Step 6: Plate and Serve
Serve immediately in warm bowls. Drizzle with a thread of good olive oil. Finish with freshly grated Parmigiano-Reggiano at the table. Pasta waits for no one — serve it the moment it’s done.
Tips & Common Mistakes
- Salt the pasta water aggressively: The water should taste noticeably salty. Pasta cooked in undersalted water tastes flat regardless of how good the sauce is. This is the one place where Italian cooks don’t hold back on salt.
- Save more pasta water than you think you need: A cup seems like a lot. You’ll use most of it. Pasta water is the emulsifying agent that makes the sauce coat the pasta instead of pooling at the bottom. Don’t pour it down the drain before you’ve finished cooking.
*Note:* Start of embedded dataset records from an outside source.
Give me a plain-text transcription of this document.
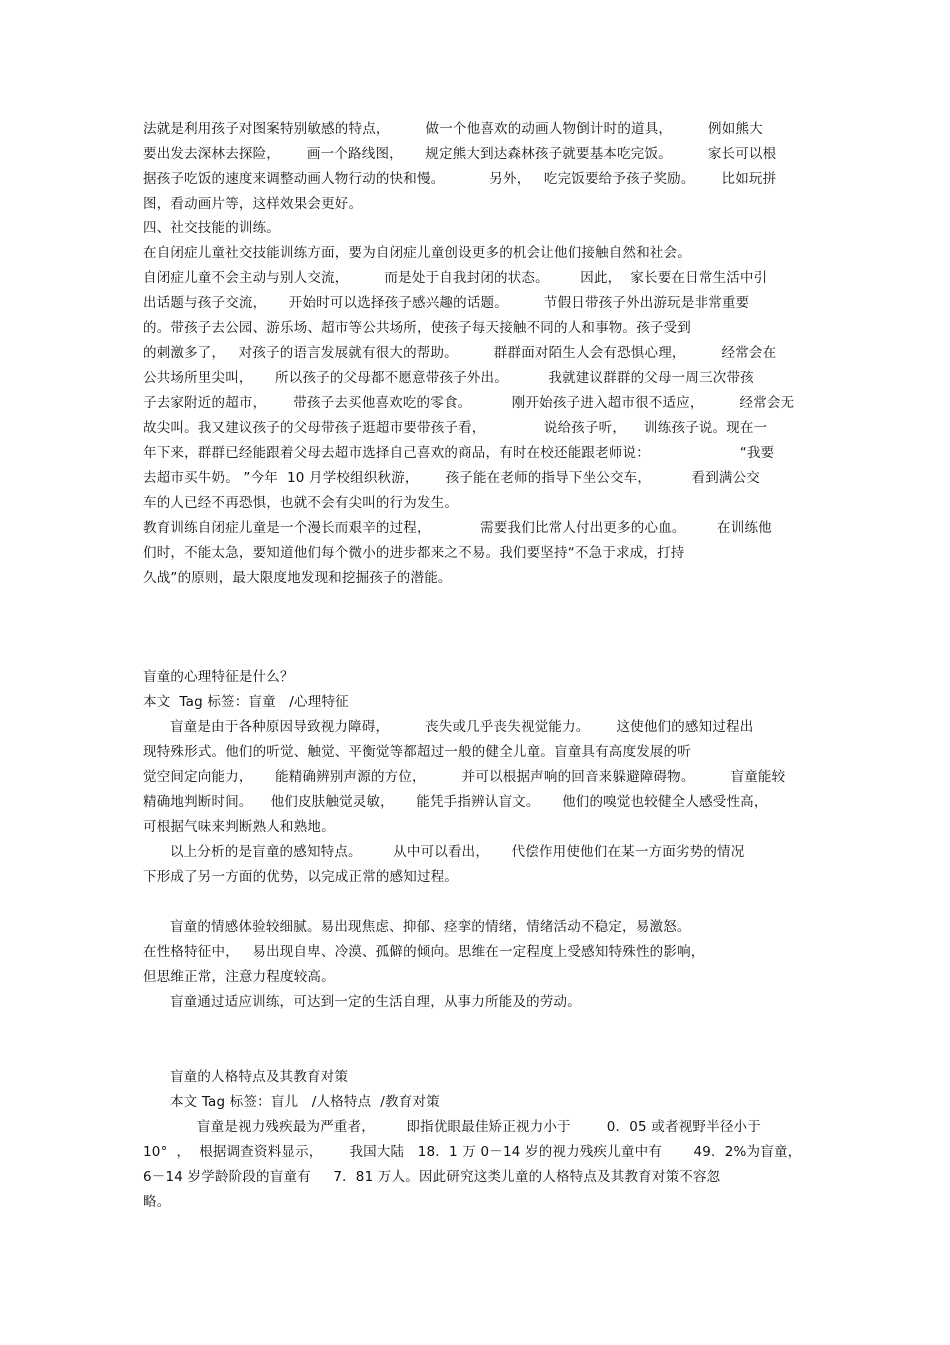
法就是利用孩子对图案特别敏感的特点，        做一个他喜欢的动画人物倒计时的道具，        例如熊大
要出发去深林去探险，      画一个路线图，     规定熊大到达森林孩子就要基本吃完饭。        家长可以根
据孩子吃饭的速度来调整动画人物行动的快和慢。          另外，   吃完饭要给予孩子奖励。      比如玩拼
图，看动画片等，这样效果会更好。
四、社交技能的训练。
在自闭症儿童社交技能训练方面，要为自闭症儿童创设更多的机会让他们接触自然和社会。
自闭症儿童不会主动与别人交流，        而是处于自我封闭的状态。       因此，  家长要在日常生活中引
出话题与孩子交流，     开始时可以选择孩子感兴趣的话题。        节假日带孩子外出游玩是非常重要
的。带孩子去公园、游乐场、超市等公共场所，使孩子每天接触不同的人和事物。孩子受到
的刺激多了，   对孩子的语言发展就有很大的帮助。        群群面对陌生人会有恐惧心理，        经常会在
公共场所里尖叫，     所以孩子的父母都不愿意带孩子外出。         我就建议群群的父母一周三次带孩
子去家附近的超市，      带孩子去买他喜欢吃的零食。         刚开始孩子进入超市很不适应，        经常会无
故尖叫。我又建议孩子的父母带孩子逛超市要带孩子看，             说给孩子听，    训练孩子说。现在一
年下来，群群已经能跟着父母去超市选择自己喜欢的商品，有时在校还能跟老师说：                    “我要
去超市买牛奶。 ”今年  10 月学校组织秋游，      孩子能在老师的指导下坐公交车，         看到满公交
车的人已经不再恐惧，也就不会有尖叫的行为发生。
教育训练自闭症儿童是一个漫长而艰辛的过程，           需要我们比常人付出更多的心血。       在训练他
们时，不能太急，要知道他们每个微小的进步都来之不易。我们要坚持“不急于求成，打持
久战”的原则，最大限度地发现和挖掘孩子的潜能。
盲童的心理特征是什么？
本文  Tag 标签：盲童   /心理特征
盲童是由于各种原因导致视力障碍，        丧失或几乎丧失视觉能力。      这使他们的感知过程出
现特殊形式。他们的听觉、触觉、平衡觉等都超过一般的健全儿童。盲童具有高度发展的听
觉空间定向能力，     能精确辨别声源的方位，        并可以根据声响的回音来躲避障碍物。        盲童能较
精确地判断时间。    他们皮肤触觉灵敏，     能凭手指辨认盲文。     他们的嗅觉也较健全人感受性高，
可根据气味来判断熟人和熟地。
以上分析的是盲童的感知特点。       从中可以看出，     代偿作用使他们在某一方面劣势的情况
下形成了另一方面的优势，以完成正常的感知过程。
盲童的情感体验较细腻。易出现焦虑、抑郁、痉挛的情绪，情绪活动不稳定，易激怒。
在性格特征中，   易出现自卑、冷漠、孤僻的倾向。思维在一定程度上受感知特殊性的影响，
但思维正常，注意力程度较高。
盲童通过适应训练，可达到一定的生活自理，从事力所能及的劳动。
盲童的人格特点及其教育对策
本文 Tag 标签：盲儿   /人格特点  /教育对策
盲童是视力残疾最为严重者，       即指优眼最佳矫正视力小于        0．05 或者视野半径小于
10°  ，  根据调查资料显示，      我国大陆   18．1 万 0－14 岁的视力残疾儿童中有       49．2%为盲童，
6－14 岁学龄阶段的盲童有     7．81 万人。因此研究这类儿童的人格特点及其教育对策不容忽
略。
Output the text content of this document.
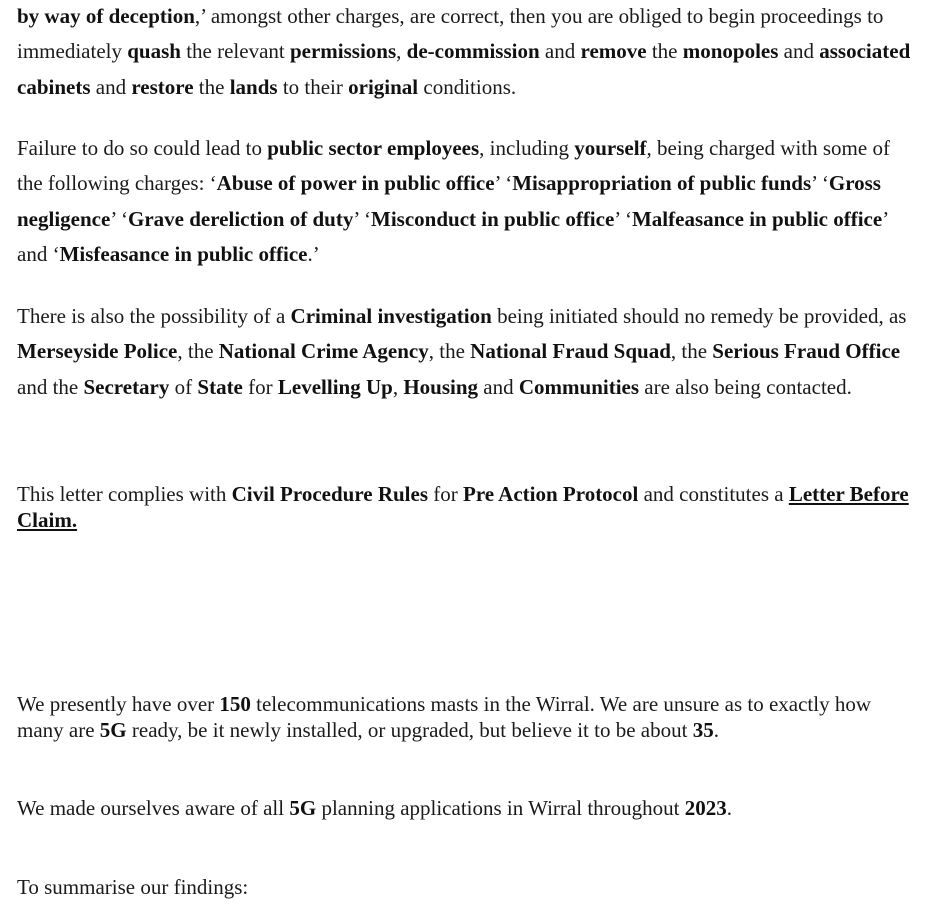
by way of deception,’ amongst other charges, are correct, then you are obliged to begin proceedings to immediately quash the relevant permissions, de-commission and remove the monopoles and associated cabinets and restore the lands to their original conditions.

Failure to do so could lead to public sector employees, including yourself, being charged with some of the following charges: ‘Abuse of power in public office’ ‘Misappropriation of public funds’ ‘Gross negligence’ ‘Grave dereliction of duty’ ‘Misconduct in public office’ ‘Malfeasance in public office’ and ‘Misfeasance in public office.’

There is also the possibility of a Criminal investigation being initiated should no remedy be provided, as Merseyside Police, the National Crime Agency, the National Fraud Squad, the Serious Fraud Office and the Secretary of State for Levelling Up, Housing and Communities are also being contacted.

This letter complies with Civil Procedure Rules for Pre Action Protocol and constitutes a Letter Before Claim.

We presently have over 150 telecommunications masts in the Wirral. We are unsure as to exactly how many are 5G ready, be it newly installed, or upgraded, but believe it to be about 35.

We made ourselves aware of all 5G planning applications in Wirral throughout 2023.

To summarise our findings:
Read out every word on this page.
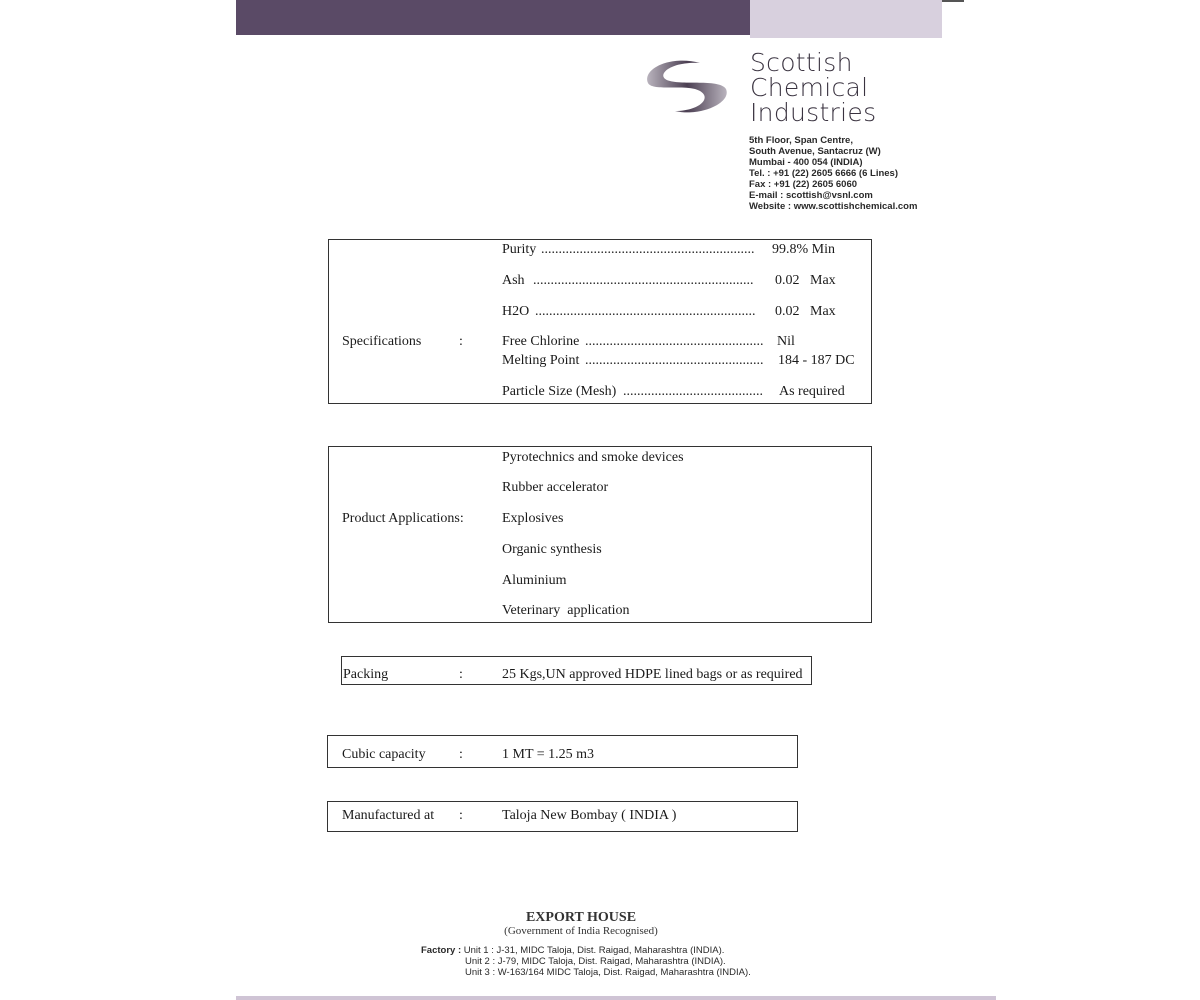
Scottish
Chemical
Industries
5th Floor, Span Centre,
South Avenue, Santacruz (W)
Mumbai - 400 054 (INDIA)
Tel. : +91 (22) 2605 6666 (6 Lines)
Fax : +91 (22) 2605 6060
E-mail : scottish@vsnl.com
Website : www.scottishchemical.com
Specifications	:
Purity ............................................................. 99.8% Min
Ash ............................................................... 0.02   Max
H2O ............................................................... 0.02   Max
Free Chlorine ................................................... Nil
Melting Point ................................................... 184 - 187 DC
Particle Size (Mesh) ........................................ As required
Product Applications:
Pyrotechnics and smoke devices
Rubber accelerator
Explosives
Organic synthesis
Aluminium
Veterinary  application
Packing	:	25 Kgs,UN approved HDPE lined bags or as required
Cubic capacity :	1 MT = 1.25 m3
Manufactured at :	Taloja New Bombay ( INDIA )
EXPORT HOUSE
(Government of India Recognised)
Factory : Unit 1 : J-31, MIDC Taloja, Dist. Raigad, Maharashtra (INDIA).
Unit 2 : J-79, MIDC Taloja, Dist. Raigad, Maharashtra (INDIA).
Unit 3 : W-163/164 MIDC Taloja, Dist. Raigad, Maharashtra (INDIA).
- Don’t overcook the chicken: Chicken seared to golden (not cooked through) finishes in the sauce without drying out. Fully cooked chicken added to the sauce becomes tough and dry within minutes.
- Use a wide pan: Surface area matters when finishing pasta in the sauce. A narrow pot means poor tossing, uneven coating, and steamed rather than sauced pasta. A wide, shallow pan lets you move everything freely.
- Tear the basil — don’t chop it: Cut basil oxidizes and turns black quickly. Torn basil releases its oils differently and stays brighter. Add it at the very end, off heat.
Variations Worth Trying
- Vodka Sauce Version: Add ¼ cup of vodka to the sauce after the tomatoes and let it cook off for 3-4 minutes. Finish with ½ cup of heavy cream for a spicy vodka sauce with chicken that’s genuinely extraordinary.
- Sausage and Chicken: Replace half the chicken with sliced hot Italian sausage. The fat and spice from the sausage enriches the sauce and adds a porky depth that elevates the entire dish.
- Roasted Pepper Version: Add 1 cup of roasted red peppers (from a jar, drained) blended into the tomato sauce. Reduces the heat slightly while adding sweet depth and a beautiful color.
- Creamy Arrabiata: Stir in ½ cup of heavy cream at the finish. The cream tames the heat and creates a richer, restaurant-style presentation. This is the version that gets requests.
For more pasta and chicken dishes, try chicken pasta with tomato sauce, butter chicken pasta, chicken piccata, chicken marsala, and spicy honey garlic chicken.
Storage & Reheating
- Refrigerator: Store in an airtight container for up to 4 days. The pasta continues absorbing sauce as it sits — add a splash of water when reheating to loosen it back up.
- Reheating: Warm in a skillet over medium heat with a few tablespoons of water. Stir gently until heated through and the sauce coats the pasta again. Microwave works but can make the chicken slightly tough.
- Freezer: The sauce (without pasta) freezes well for 3 months. Make a large batch of the sauce and freeze portions. Cook fresh pasta when serving.
Frequently Asked Questions
What pasta shape works best?
Rigatoni and penne are the standard choices — their ridges and tubes trap the chunky tomato sauce and chicken. Ziti and mezze penne work equally well. For a more substantial bite, paccheri (large tubes) are extraordinary in this sauce.
Can I make this less spicy?
Yes. Reduce chili flakes to ½ teaspoon for a very mild warmth. The dish loses some of its character without the heat — the sauce name literally means “angry” in Italian — but it’s still excellent as a straightforward tomato chicken pasta.
What canned tomatoes should I use?
Whole San Marzano DOP tomatoes are the standard for Italian-style sauces. They’re lower in acidity and have a more complex, sweeter flavor than regular canned tomatoes. Crush them by hand directly into the pan for the right chunky texture. Good quality generic whole peeled tomatoes are an acceptable substitute.
Can I make the sauce ahead?
Yes — the sauce improves overnight as the flavors develop. Make the tomato base up to 3 days ahead and refrigerate. Add chicken and pasta fresh when serving. This is the make-ahead weeknight play that turns a 30-minute dinner into a 10-minute assembly.